One of the most challenging decisions remains the identification of patients with recurrent or second primary H&N carcinoma who would benefit most from re-irradiation. Ward and colleagues analyzed 412 patients from 7 institutions who received re-irradiation for recurrent or second primary HNSCC and examined potential prognostic factors associated with improved survival. Using a recursive partitioning analysis, they identified 3 distinct subgroups differing significantly in their OS rates; these data may help to select suitable patients for re-irradiation [44]. Patients with a time interval > 2 years from the first treatment and a primary resection (class I), those with > 2 years from the first treatment but with unresected tumors or patients ≤2 years from the first therapy without feeding tube or tracheostomy dependence prior to re-irradiation (class II), or those ≤2 years from the previous treatment course with pre-irradiation feeding tube or tracheostomy dependence (class III). Whereby patients with more than 2 years in between radiation treatments and primary resections exhibited a 2-year OS of 61.9%, 2-year OS ranged at 40.0% for patients with shorter intervals between radiation courses or unresected tumors and only at 16.8% for patients with shorter intervals and dependence on feeding tubes or tracheostomy prior to re-irradiation. Therefore, alternative treatment strategies such as palliative chemotherapy may be considered for patients in the latter groups.
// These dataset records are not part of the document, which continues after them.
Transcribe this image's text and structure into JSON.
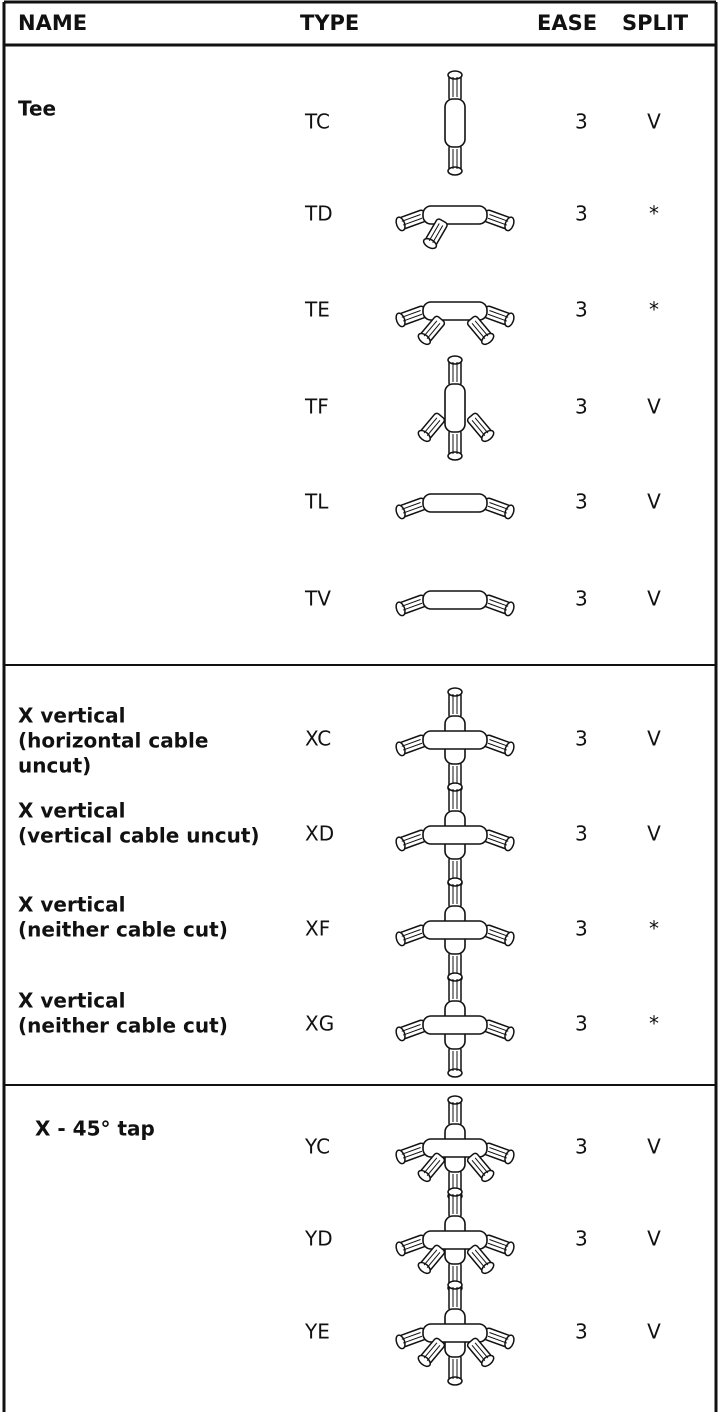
{
  "header": {
    "columns": [
      "NAME",
      "TYPE",
      "EASE",
      "SPLIT"
    ]
  },
  "groups": [
    {
      "rows": [
        {
          "name": [
            "Tee"
          ],
          "type": "TC",
          "ease": 3,
          "split": "V"
        },
        {
          "type": "TD",
          "ease": 3,
          "split": "*"
        },
        {
          "type": "TE",
          "ease": 3,
          "split": "*"
        },
        {
          "type": "TF",
          "ease": 3,
          "split": "V"
        },
        {
          "type": "TL",
          "ease": 3,
          "split": "V"
        },
        {
          "type": "TV",
          "ease": 3,
          "split": "V"
        }
      ]
    },
    {
      "rows": [
        {
          "name": [
            "X vertical",
            "(horizontal cable",
            "uncut)"
          ],
          "type": "XC",
          "ease": 3,
          "split": "V"
        },
        {
          "name": [
            "X vertical",
            "(vertical cable uncut)"
          ],
          "type": "XD",
          "ease": 3,
          "split": "V"
        },
        {
          "name": [
            "X vertical",
            "(neither cable cut)"
          ],
          "type": "XF",
          "ease": 3,
          "split": "*"
        },
        {
          "name": [
            "X vertical",
            "(neither cable cut)"
          ],
          "type": "XG",
          "ease": 3,
          "split": "*"
        }
      ]
    },
    {
      "rows": [
        {
          "name": [
            "X - 45° tap"
          ],
          "type": "YC",
          "ease": 3,
          "split": "V"
        },
        {
          "type": "YD",
          "ease": 3,
          "split": "V"
        },
        {
          "type": "YE",
          "ease": 3,
          "split": "V"
        }
      ]
    }
  ]
}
During the last decades, the knowledge about the normal tissue tolerance especially for the spinal cord after re-irradiation has significantly increased [45]. No radiation myelopathy after re-irradiation has been reported, when the spinal cord dose was limited to a cumulative dose of 72 Gy EQD2 (α/β 3 Gy; corresponding to a biologically effective dose of 120 Gy) [45]. In our study, the cumulative Dmax to the spinal cord was 41 Gy (α/β 3 Gy), and hence, we did not observe any radiation-induced myelopathy in our cohort.

A strength of our single-center analysis is the fact that patients received modern image-guided and often intensity-modulated treatments. However, considering the retrospective nature of the study and the limited patient number, there are several limitations. The fact that some risk factors such as a short time interval between first and second radiotherapy were not associated with impaired survival in our study may be due to the small sample size. Additionally, retrospective analyses of treatment-related toxicities especially of chronic adverse reactions are complicated, as follow-up consultations were not performed by all patients especially during end-of-life phases, leading to underrepresentation of treatment-related toxicities. Especially chronic toxicities such as chondronecrosis or soft tissue fibrosis were not routinely assessed in our cohort and may be underrepresented, as other series reported significantly higher rates of these chronic normal tissue reactions after re-irradiation [46,47,48]. Although the median OS of 25 months was relatively satisfying in our study, the median PFS of 9 months underlines the importance of additional treatment modalities in order to improve both locoregional control and distant metastasis-free survival. A case report has reported promising results of repeated re-irradiation combined with checkpoint inhibitors for recurrent nasopharyngeal cancer [49]. A phase I/II-trial (NCT03317327) is currently investigating the results of re-irradiation (60 Gy with 1.5 Gy fractions twice daily) combined with the checkpoint inhibitor nivolumab for recurrent HNSCC. Other immunotherapy agents are currently studied in combination with re-irradiation for recurrent HNSCC.

In summary, out dataset showed promising results and moderate toxicity of re-irradiation for recurrent or second primary H&N cancer by using modern photon-based radiation treatment techniques, when compared to older prospective and retrospective re-irradiation series. A trend towards improved survival was observed after increased radiation dose, radiotherapy boost and radiotherapy completion, suggesting an important role of moderate dose escalation also in the recurrent treatment situation.